While the equipment used in radiotherapy has evolved and advanced over time, the patient journey arguably has remained similar in terms of the stages required to get from diagnosis to treatment and follow-up, she says.

“Not only have treatments changed drastically, for example, how we can conform the beam to the tumor to spare healthy tissue, but advances in radiotherapy techniques also now mean that treatment courses are shorter.”

“Undoubtedly, the patient experience has improved with technological advancements,” Liz notes. “Not only have treatments changed drastically, for example, how we can conform the beam to the tumor to spare healthy tissue, but advances in radiotherapy techniques also now mean that treatment courses are shorter. Shorter treatment courses help save and increase the efficiency of precious healthcare resources, but also bring numerous advantages to the patient in terms of not having to attend the radiotherapy clinic as many times to complete their treatment. Aside from convenience, it also makes it easier for patients to mentally prepare for and undergo treatment when a course of radiotherapy treatment is shorter.”

Matt Vigar, Vice President, Head of Marketing & Sales, Oncology Informatics

It wasn’t until Matt’s last hospital placement during his training in Australia 20 years ago that he first saw and used electronic portal imaging.

“We had used basic simulator-based CT scans to plan most patients, but radical patients were sent to medical imaging for a planning CT,” he says. “Things have significantly progressed in imaging technology since then, although I never saw an Elekta machine before I arrived in the United Kingdom in 2006.”

These days, patient treatment is adapted to a greater extent and are more precise due to new imaging protocols, such as CBCT and MR-guided radiation therapy, Matt says.

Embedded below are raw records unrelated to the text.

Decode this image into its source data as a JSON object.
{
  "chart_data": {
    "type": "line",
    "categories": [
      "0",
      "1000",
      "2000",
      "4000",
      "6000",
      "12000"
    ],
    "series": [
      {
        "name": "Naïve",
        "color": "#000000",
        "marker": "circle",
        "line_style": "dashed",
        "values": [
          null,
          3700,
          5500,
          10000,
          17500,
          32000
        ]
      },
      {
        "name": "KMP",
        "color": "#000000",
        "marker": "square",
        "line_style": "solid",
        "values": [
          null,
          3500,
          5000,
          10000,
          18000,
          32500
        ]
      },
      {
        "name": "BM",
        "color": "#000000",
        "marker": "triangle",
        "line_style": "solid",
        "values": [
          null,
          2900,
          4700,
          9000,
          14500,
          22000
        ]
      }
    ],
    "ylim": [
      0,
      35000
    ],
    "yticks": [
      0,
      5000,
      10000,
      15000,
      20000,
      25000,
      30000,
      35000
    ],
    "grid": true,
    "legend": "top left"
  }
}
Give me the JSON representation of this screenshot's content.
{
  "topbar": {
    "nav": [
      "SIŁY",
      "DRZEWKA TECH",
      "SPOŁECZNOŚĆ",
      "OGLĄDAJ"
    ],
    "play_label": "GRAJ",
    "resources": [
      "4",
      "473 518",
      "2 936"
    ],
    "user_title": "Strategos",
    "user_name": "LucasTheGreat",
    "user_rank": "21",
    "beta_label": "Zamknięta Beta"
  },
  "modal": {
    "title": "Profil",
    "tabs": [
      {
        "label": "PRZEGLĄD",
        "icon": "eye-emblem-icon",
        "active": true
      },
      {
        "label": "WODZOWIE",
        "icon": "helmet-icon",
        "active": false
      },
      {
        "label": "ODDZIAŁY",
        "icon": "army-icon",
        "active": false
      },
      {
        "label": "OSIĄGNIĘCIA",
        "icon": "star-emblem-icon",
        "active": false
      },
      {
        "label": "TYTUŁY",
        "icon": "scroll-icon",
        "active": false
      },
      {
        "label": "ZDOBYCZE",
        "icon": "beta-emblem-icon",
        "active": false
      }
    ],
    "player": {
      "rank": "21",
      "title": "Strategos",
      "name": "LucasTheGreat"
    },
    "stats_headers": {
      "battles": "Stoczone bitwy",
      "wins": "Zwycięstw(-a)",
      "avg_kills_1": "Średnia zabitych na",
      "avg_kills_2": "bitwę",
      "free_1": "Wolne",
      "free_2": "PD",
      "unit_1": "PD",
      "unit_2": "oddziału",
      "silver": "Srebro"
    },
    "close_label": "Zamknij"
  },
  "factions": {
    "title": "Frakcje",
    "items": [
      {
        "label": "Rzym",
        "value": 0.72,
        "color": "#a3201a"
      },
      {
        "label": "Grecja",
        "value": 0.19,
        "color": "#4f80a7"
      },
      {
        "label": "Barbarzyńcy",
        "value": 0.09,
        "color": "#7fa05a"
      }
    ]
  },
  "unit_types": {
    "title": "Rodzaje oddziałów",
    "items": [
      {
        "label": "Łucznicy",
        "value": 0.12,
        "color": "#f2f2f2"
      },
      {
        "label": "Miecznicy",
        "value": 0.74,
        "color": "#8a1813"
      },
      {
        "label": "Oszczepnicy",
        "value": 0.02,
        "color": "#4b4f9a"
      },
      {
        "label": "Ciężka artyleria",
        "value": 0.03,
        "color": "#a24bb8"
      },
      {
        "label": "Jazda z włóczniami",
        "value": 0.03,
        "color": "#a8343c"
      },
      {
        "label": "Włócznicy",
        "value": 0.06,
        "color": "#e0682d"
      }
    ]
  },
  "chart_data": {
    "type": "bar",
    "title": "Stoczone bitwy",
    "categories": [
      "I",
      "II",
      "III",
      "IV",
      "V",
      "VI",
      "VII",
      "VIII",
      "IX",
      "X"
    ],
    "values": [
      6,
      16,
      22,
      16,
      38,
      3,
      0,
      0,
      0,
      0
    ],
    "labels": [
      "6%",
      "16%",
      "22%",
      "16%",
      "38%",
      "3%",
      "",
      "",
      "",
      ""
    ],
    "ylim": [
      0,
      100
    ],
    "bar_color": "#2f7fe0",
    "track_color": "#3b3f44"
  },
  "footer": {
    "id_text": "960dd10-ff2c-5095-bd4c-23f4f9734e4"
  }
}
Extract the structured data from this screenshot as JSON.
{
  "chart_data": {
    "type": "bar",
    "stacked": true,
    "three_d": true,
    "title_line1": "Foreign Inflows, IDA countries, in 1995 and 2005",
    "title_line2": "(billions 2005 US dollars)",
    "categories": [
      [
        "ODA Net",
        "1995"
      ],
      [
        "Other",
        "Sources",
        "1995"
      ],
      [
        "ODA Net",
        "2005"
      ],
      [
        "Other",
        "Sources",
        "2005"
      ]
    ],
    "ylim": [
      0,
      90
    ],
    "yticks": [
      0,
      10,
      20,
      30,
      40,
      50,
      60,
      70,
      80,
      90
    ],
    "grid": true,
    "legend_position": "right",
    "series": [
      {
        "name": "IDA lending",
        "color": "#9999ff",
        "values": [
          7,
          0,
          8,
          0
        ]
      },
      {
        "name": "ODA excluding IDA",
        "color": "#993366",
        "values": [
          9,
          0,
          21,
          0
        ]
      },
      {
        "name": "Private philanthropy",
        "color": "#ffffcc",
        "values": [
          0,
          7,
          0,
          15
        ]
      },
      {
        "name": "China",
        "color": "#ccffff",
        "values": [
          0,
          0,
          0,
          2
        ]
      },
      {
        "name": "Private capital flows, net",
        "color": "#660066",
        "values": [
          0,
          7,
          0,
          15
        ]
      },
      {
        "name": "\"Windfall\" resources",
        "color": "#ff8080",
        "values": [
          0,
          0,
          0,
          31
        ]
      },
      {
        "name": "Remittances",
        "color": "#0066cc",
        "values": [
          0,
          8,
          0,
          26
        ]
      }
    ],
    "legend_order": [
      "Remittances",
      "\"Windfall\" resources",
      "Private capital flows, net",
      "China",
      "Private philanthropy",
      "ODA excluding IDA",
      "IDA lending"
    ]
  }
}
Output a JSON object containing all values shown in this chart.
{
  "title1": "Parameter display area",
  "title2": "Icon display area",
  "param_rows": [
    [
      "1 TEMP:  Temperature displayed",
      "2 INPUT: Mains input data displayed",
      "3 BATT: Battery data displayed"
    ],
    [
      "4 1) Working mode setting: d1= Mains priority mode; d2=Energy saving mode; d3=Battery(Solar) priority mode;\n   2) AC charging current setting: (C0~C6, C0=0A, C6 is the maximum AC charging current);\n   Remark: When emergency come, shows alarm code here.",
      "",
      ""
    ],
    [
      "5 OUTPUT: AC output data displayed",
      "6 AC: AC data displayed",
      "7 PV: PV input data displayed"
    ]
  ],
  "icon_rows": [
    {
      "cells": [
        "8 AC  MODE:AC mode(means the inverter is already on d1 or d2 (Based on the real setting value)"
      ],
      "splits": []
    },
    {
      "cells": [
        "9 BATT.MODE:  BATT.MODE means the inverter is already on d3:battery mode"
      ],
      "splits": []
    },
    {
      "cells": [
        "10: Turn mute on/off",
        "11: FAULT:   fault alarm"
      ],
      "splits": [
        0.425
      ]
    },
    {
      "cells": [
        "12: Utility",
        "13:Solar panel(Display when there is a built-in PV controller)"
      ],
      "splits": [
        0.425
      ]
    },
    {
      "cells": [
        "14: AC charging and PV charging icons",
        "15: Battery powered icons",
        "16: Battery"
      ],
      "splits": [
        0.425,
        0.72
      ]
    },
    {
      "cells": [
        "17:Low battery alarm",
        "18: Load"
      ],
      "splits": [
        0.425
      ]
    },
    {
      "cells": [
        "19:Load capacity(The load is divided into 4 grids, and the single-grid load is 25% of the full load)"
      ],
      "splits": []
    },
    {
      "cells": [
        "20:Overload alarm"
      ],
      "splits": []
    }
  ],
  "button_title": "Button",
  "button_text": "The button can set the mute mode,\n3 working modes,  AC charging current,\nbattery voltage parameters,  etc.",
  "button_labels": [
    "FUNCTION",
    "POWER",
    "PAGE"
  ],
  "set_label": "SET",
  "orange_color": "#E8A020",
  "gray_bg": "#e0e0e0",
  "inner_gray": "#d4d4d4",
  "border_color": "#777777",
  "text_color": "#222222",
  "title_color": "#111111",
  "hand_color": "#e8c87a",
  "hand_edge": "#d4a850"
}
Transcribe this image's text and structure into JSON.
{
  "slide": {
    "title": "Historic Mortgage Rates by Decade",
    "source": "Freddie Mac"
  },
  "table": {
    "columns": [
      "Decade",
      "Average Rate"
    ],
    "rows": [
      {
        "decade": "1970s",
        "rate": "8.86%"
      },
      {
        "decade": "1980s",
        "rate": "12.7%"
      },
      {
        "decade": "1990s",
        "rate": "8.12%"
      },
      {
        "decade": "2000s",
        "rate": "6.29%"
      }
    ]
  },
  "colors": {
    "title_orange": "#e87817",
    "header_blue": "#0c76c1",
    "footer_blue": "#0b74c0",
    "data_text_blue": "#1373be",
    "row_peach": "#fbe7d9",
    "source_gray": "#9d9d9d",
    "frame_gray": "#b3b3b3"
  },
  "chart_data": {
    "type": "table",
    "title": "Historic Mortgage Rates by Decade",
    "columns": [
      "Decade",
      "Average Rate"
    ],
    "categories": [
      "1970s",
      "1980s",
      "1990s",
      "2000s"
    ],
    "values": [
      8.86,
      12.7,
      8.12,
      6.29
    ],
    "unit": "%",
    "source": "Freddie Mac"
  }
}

“The patient journey hasn’t changed too much since my training days, but today it does involve more multi-disciplinary treatment decisions, immunotherapy, for example, and changes in chemotherapy scheduling have greater interdependencies,” he observes. “The patient experience has improved in line with progress in imaging technology. Treatment times are shorter in most cases, more accurate with greater visualization of tumor shape, and we can incorporate adaptive changes during treatment depending on the patient response.”

At the start of Matt’s career, SBRT was not widely implemented and then only in special centers.

“Today, patients can get a far superior treatment than was offered 20 years ago and it is accessible at local clinics, as well.”

“Today, patients can get a far superior treatment than was offered 20 years ago and it is accessible at local clinics, as well,” Matt says. “However, there are two technological advances that I believe have had the most impact on radiation therapy and the work of radiographers. First, MLCs – such as Elekta’s Agility™ MLC – have increased the speed of beam delivery and the accuracy of treatments. Second, the support of these MLCs through imaging developments, such as bringing MRI into the treatment room. Both of these innovations have greatly impacted many types of patients, as they not only allow us to treat more common tumor types faster and more accurately than ever before, but they also enable us to identify and treat harder-to-see tumors.

Matt thinks there are still more innovations coming on the horizon.

“I expect artificial intelligence will drive even more advances in the patient experience and outcomes in the years to come,” he says.